Mardani PKS Nilai Kasus Hasyim Asy’ari Jadi Tamparan Komisi II Dewan Perwakilan Rakyat


Jakarta, CNN Indonesia

Anggota Komisi II Dewan Perwakilan Rakyat dari Fraksi PKS, Mardani Ali Sera menilai kasus pemecatan Ketua Penyelenggara Pencoblosan Suara Hasyim Asy’ari menjadi tamparan keras bagi Komisi II Dewan Perwakilan Rakyat.

Mardani menyebut Komisi II Dewan Perwakilan Rakyat Sangat dianjurkan lebih berhati-hati memilih komisioner Penyelenggara Pencoblosan Suara. Menurutnya, kasus pemecatan atau pelanggaran anggota Penyelenggara Pencoblosan Suara bukan yang pertama, tapi terus berulang.

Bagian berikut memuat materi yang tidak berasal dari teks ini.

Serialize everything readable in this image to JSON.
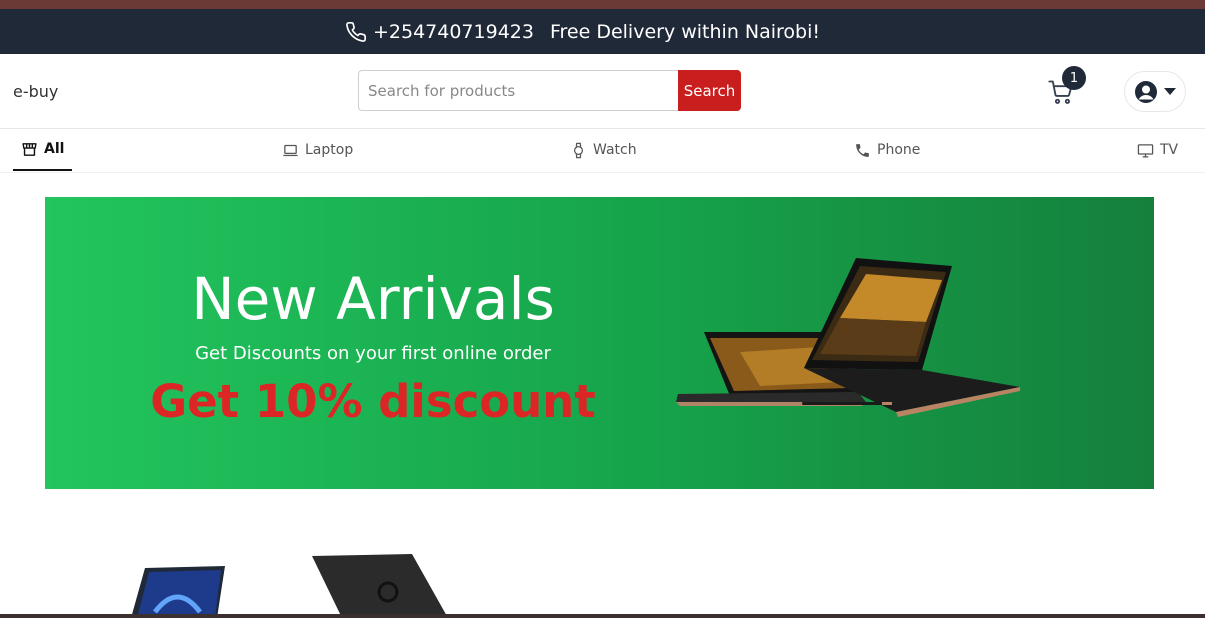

“Kisah periode lalu suap, kisah Di waktu ini urusan etika sebelumnya, oleh karena itu ini menjadi tamparan buat kami di Komisi II untuk lebih berhati-hati dalam memilih komisioner,” kata Mardani di kompleks parlemen, Kamis (4/7).

“Jangan lagi terlalu sibuk ‘ini jalur saya’, jangan. Pilih yang punya integritas dan kapasitas,” imbuhnya.

Mardani kembali mengingat insiden bocornya nama-nama kandidat komisioner Penyelenggara Pencoblosan Suara yang Terfavorit di Komisi II Dewan Perwakilan Rakyat, sebelum menjalani proses fit and proper test pada 2022 lalu.

Kala itu, Ia sempat menyatakan bahwa Bila nama-nama yang bocor itu benar, maka Sangat dianjurkan diakui ada skenario pemilihan tujuh komisioner Penyelenggara Pencoblosan Suara Periode 2022-2027.

“Dan karena kasus Di waktu ini, Bisa jadi skenario itu terbukti bahwa ada pesanan-pesanan. Jangan lagi ada pesanan. Ada banyak komisioner bagus yang saat paparan dan track recordnya bagus tidak Terfavorit, sedih,” katanya.

Menurut Mardani, nilai paling utama bagi penyelenggara Pemungutan Suara Rakyat Merupakan kepercayaan. Menurut biaya tinggi tak sebanding Bila tak diiringi dengan kepercayaan tersebut.

“Pembelajaran paling utamanya penyelanggara Pemungutan Suara Rakyat itu basisnya trust kepercayaan. Anggaran yang besar kalau tidak didukung dengan kepercayaan yang tinggi ya Berniat besar sekali lost-nya. Ini jadi pelajaran mahal buat kita semua,” katanya.